I strongly believe that it is often such unintended consequences that God uses to transform communities. That is why we must never forget that it is God’s work as long as we show up! What Pastor Victorio said is very much in line with a piece of Henry Nouwen’s writing:

“The more I think about the meaning of living and acting in the name of Christ, the more I realize that what I have to offer to others is not my intelligence, skill, power, influence, or connections, but my own human brokenness through which the love of God can manifest itself. The celebrant in Leonard Bernstein’s Mass says: “Glass shines brighter when it’s broken….I never noticed that.” This, to me, is what ministry and mission are all about. Ministry is entering with our human brokenness into communion with others and speaking a word of hope. This hope is not based on any power to solve the problems of those with whom we live, but on the love of God, which becomes visible when we let go of our fears of being out of control and enter into his presence in a shared confession of weakness. This is a hard vocation. It goes against the grain of our need for self-affirmation, self-fulfillment, and self-realization. It is a call to true humility. I, therefore, think that for those who are pulled away from their familiar surroundings and brought into a strange land where they feel again like babies, the Lord offers a unique chance not only for personal conversion but also for an authentic ministry.”

-Grácias, by Henry Nouwen

How has the ministry encouraged/challenged your own faith walk?

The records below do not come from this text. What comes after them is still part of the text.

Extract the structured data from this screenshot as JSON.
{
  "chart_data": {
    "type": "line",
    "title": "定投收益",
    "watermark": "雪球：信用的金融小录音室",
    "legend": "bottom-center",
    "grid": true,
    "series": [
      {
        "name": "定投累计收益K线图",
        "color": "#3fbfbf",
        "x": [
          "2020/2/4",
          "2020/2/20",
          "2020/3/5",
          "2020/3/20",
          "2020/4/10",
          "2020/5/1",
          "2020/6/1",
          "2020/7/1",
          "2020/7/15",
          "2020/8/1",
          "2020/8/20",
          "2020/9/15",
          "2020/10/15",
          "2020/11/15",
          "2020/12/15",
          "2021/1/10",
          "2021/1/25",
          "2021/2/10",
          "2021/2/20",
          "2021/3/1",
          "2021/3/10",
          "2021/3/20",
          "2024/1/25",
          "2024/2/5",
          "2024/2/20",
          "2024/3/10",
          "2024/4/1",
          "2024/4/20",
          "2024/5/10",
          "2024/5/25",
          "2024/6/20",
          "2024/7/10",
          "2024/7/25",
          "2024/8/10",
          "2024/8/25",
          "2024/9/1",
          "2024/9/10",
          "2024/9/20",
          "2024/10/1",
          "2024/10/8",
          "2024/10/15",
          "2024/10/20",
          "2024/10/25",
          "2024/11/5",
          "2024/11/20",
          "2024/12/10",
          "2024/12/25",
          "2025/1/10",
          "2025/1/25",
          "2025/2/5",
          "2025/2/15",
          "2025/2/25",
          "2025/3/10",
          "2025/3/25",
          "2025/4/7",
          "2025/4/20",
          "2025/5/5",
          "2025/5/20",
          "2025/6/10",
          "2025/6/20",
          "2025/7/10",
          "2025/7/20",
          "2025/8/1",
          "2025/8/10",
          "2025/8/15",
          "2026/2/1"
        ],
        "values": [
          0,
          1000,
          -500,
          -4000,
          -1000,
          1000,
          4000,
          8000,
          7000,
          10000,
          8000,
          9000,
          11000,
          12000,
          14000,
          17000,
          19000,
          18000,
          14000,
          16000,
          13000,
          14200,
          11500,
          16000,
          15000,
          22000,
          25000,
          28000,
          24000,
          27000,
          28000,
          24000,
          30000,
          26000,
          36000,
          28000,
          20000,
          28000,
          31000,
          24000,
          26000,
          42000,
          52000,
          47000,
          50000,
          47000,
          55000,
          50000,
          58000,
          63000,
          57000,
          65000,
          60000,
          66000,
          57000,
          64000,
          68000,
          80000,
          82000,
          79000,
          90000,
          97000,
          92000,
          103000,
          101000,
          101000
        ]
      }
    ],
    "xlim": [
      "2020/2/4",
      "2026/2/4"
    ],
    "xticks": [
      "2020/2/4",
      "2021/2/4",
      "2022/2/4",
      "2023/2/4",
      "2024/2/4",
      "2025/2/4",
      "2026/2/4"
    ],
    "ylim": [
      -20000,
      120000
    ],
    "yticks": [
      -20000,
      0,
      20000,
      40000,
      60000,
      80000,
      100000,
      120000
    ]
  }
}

Simply put, my life will never be the same. If it weren’t for the courage, friendship, and love of those in the community of Los Abelines, I would still be wallowing in some self-help isle of the bookstore trying to figure out why my self-esteem was so shot. Interestingly, it just occurred to me that the challenge I faced while working with the ministry of ENLACE is what ultimately led to my encouragement. The example of unwavering faith in the face of horrific war and life circumstances that I saw in El Salvador really challenged me. I still struggle with asking God why he let such things happen. Seeing the resolve of the people in Los Abelines transformed me. I no longer thought it was right to sit around telling myself I was too stupid to pursue my lifelong dream of becoming a doctor. Opportunities abounded in my home country of the United States, especially for women. How dare I wallow in self-imposed self-pity? Though I may never be able to answer the question that remains the greatest challenge for me when I work with ENLACE, that of why God allows such great suffering, the talents of their faith and resolve have transformed me and encouraged me to set aside the fear of failure and try to live life in the fullest. When I first arrived, two of the community leaders, who are now some of my dearest friends, teased me, saying I was from a “cama de oro” (bed of gold). I hope someday they may know that it does no good to come from a bed of gold if you are always asleep. It was their community awakening that got me out of bed.